Thank you very much for the information regarding the overhead.
In this case, the files are all either 8KB or 84KB, so I am guessing the large blocks will not be an issue?
I’d also lower the maxConcurrentIncomingRequestKiB to the lowest possible (32MiB), in case both folders are hitting the device with requests that should have some impact.
The memory profile showed all memory being used by the buffer-pool in protocol. In the worst case that means GC can’t help, because the sync.Pool hasn’t freed the buffers yet.

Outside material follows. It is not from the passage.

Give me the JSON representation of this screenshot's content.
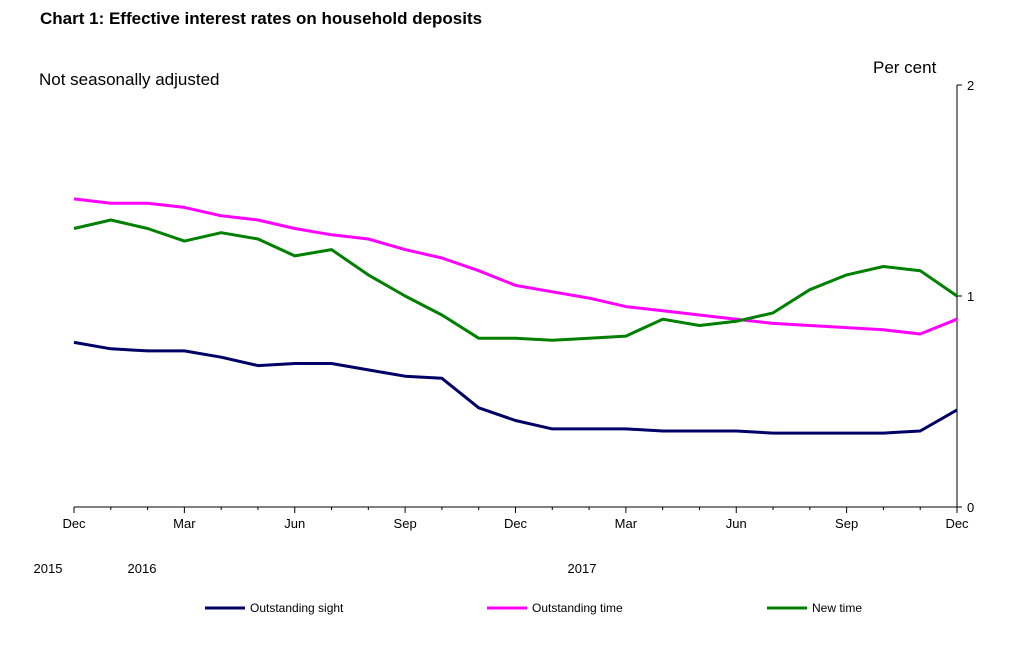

Still worth a try adjusting GOGC.
I still experience the “crash”, and the system completely locks up.
It would appear that there is no solution to this.
I still find this situation strange, as every time I test this, syncing works for a random amount of time between 20 mins and 90 mins, then the available memory drops from ~300-400MB to just ~13MB in a matter of a few seconds.
As usual, I am unable to get a proper heap profile as Syncthing does not respond, however these are the outputs of the free command only seconds apart:
$ free
> total used free shared buff/cache available
> Mem: 495936 212040 4500 2128 279396 357260
> Swap: 0 0 0
$ free
> total used free shared buff/cache available
> Mem: 495936 468924 4268 2128 22744 13792
> Swap: 0 0 0
I still don’t really understand what triggers this sharp increase in memory usage, as Syncthing works until this randomly occurs.
You can enable model debug logging to see what it is doing when the increase happens (e.g. a sudden burst of incoming requests, or something entirely different if I am completely wrong with suspecting requests ).
Sorry for the delay, not a lot of free time to work on this lately.
I’ve enabled STTRACE=model and run my test again twice.
Interestingly, both times Syncthing still crashed, however it did not completely lock up the system this time with the debug logging enabled. Syncthing restarted more or less straight away both times.
I have attached the Syncthing logs for the second crash, in case it sheds any light:
It’s handling a few thousand small files that almost exclusively need copying (reusing local data), but I don’t see anything strange. Nor a crash, so I presume it’s the oom killer. I’ll repeat myself from before;
Set STHEAPPROFILE and you’ll get profiles automatically when usage increases, just grab the largest one after the fact.